Watch OpenAI's Sora Generate Amazingly Realistic Videos From Simple Text

china openai sora
The science of generating content with AI has been progressing rapidly on all fronts as of late, but video presents a lot of unique challenges due to the amount of data involved. OpenAI is right at the forefront of solving these challenges, though, and the company just presented its new model called, "Sora", as proof of that.

The name "Sora" means "sky", "vagueness", or "falsehood" in Japanese. It's a fitting appellation for the new video generation model, which OpenAI has shown to be able to generate incredible video clips from just a simple description. The image in the top of this post is one frame from a shockingly convincing video that was created using the prompt "A Chinese Lunar New Year celebration video with Chinese Dragon."
OpenAI says that it created Sora using evolutions of the methods that it used to create GPT-4 and DALL-E 3. Sora is a transformer, like GPT, and it is also a diffusion model, similar to the familiar Stable Diffusion. AI video generation is nothing new, but Sora produces much more stable and consistent results than previous methods. OpenAI says that this was achieved by giving it "foresight of many frames at a time."

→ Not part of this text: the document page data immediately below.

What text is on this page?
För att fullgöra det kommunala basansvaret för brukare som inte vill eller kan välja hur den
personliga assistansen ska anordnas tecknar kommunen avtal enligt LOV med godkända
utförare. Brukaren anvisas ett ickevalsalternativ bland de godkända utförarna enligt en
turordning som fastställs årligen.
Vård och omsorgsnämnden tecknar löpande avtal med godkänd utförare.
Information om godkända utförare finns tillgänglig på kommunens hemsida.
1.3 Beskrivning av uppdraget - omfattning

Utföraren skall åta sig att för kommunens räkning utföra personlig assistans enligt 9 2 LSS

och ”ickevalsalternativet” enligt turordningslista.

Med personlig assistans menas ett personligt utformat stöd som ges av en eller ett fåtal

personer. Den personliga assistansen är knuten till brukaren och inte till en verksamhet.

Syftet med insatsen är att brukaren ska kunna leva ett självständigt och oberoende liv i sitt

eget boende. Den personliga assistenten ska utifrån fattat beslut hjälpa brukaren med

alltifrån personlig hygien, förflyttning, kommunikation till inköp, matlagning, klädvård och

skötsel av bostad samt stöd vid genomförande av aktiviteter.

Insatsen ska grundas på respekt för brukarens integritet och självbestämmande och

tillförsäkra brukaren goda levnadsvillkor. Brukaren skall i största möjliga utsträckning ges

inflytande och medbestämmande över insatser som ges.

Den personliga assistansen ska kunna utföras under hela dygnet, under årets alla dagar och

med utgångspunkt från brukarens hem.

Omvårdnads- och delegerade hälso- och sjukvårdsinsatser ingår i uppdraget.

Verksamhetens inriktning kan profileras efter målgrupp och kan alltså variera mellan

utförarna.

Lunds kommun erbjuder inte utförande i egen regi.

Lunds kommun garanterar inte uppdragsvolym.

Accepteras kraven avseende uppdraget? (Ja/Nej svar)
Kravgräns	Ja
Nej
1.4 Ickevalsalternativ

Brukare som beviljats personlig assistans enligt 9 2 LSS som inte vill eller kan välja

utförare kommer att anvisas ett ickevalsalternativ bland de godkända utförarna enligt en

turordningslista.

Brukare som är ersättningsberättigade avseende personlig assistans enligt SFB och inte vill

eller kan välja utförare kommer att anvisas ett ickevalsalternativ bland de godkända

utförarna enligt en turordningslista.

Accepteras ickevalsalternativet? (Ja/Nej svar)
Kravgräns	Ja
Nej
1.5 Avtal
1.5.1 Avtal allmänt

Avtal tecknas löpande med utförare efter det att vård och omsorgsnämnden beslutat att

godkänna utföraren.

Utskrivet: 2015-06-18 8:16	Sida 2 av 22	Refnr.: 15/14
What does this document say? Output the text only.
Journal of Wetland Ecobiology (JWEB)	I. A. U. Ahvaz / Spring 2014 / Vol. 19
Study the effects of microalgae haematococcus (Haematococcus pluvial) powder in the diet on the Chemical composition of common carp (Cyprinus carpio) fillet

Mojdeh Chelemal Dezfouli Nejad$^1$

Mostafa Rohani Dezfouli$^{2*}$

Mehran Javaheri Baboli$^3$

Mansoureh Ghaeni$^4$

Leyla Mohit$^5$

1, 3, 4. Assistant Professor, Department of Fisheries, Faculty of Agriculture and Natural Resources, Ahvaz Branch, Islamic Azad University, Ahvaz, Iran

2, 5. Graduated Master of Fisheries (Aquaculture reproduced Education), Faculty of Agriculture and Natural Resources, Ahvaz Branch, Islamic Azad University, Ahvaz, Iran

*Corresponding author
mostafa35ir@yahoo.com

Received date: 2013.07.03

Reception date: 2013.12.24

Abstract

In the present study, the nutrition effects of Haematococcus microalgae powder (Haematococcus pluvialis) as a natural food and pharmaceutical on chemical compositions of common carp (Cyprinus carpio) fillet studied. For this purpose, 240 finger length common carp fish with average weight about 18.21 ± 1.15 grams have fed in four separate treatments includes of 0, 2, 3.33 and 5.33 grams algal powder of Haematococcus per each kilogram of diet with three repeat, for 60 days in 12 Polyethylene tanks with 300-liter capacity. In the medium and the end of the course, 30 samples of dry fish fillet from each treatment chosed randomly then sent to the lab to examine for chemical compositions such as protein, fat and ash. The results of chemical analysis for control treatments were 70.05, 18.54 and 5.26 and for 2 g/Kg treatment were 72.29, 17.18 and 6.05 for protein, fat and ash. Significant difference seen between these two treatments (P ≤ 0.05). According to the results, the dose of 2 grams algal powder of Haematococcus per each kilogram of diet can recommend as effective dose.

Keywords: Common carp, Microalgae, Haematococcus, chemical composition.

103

zen garden gnome openai sora
One frame from an animation of a "zen garden gnome".

Apparently, the way Sora is able to achieve such lifelike output is because it "understands not only what the user has asked for in the prompt, but also how those things exist in the physical world." In other words, it's not simply drawing on a training set of purely visual data, but it has a deeper understanding of the content of the videos that is generating, more like a human would.

cat openai sora
This cat trying to rouse its owner has too many feet. It's still cute though!

Of course, if you look carefully you can easily pick out problems in the details, just like almost any AI-generated media. If you don't look too carefully, though, the videos that OpenAI has on its website announcing the new model are phenomenal, and astonishingly varied. Content ranging from the photoreal, to the unreal, and even the surreal are all handled with relative adeptness by the AI.

So we should never trust another video clip we see ever again, right? Well, much as it has done with its ChatGPT and DALL-E models (for text and images respectively), OpenAI plans to embed C2PA metadata into all videos generated by Sora that clearly mark the video as AI-generated. C2PA metadata is supposed to be protected against meddling (such as by folks who would want to strip it), but it's a new technology and we'll see how that goes.
Unfortunately, you can't play with Sora yourself yet—at least, not if you're hearing about it from this news post. OpenAI says that Sora is "becoming available to red teamers to assess critical areas for harms or risks." It has also granted access to the technology to "a number of visual artists, designers, and filmmakers" so that it can better understand how it should develop the model as a tool for creatives.

We do have to say that this is a little disappointing. If the explosive popularity of Stable Diffusion AI image generation has taught your author one lesson, it is that actually, almost anyone can be "a creative"—it's just that most people lack the skills to express their creativity. Opening up Sora AI to the public could allow for some incredibly inventive and cool videos. Hopefully that happens sooner than later.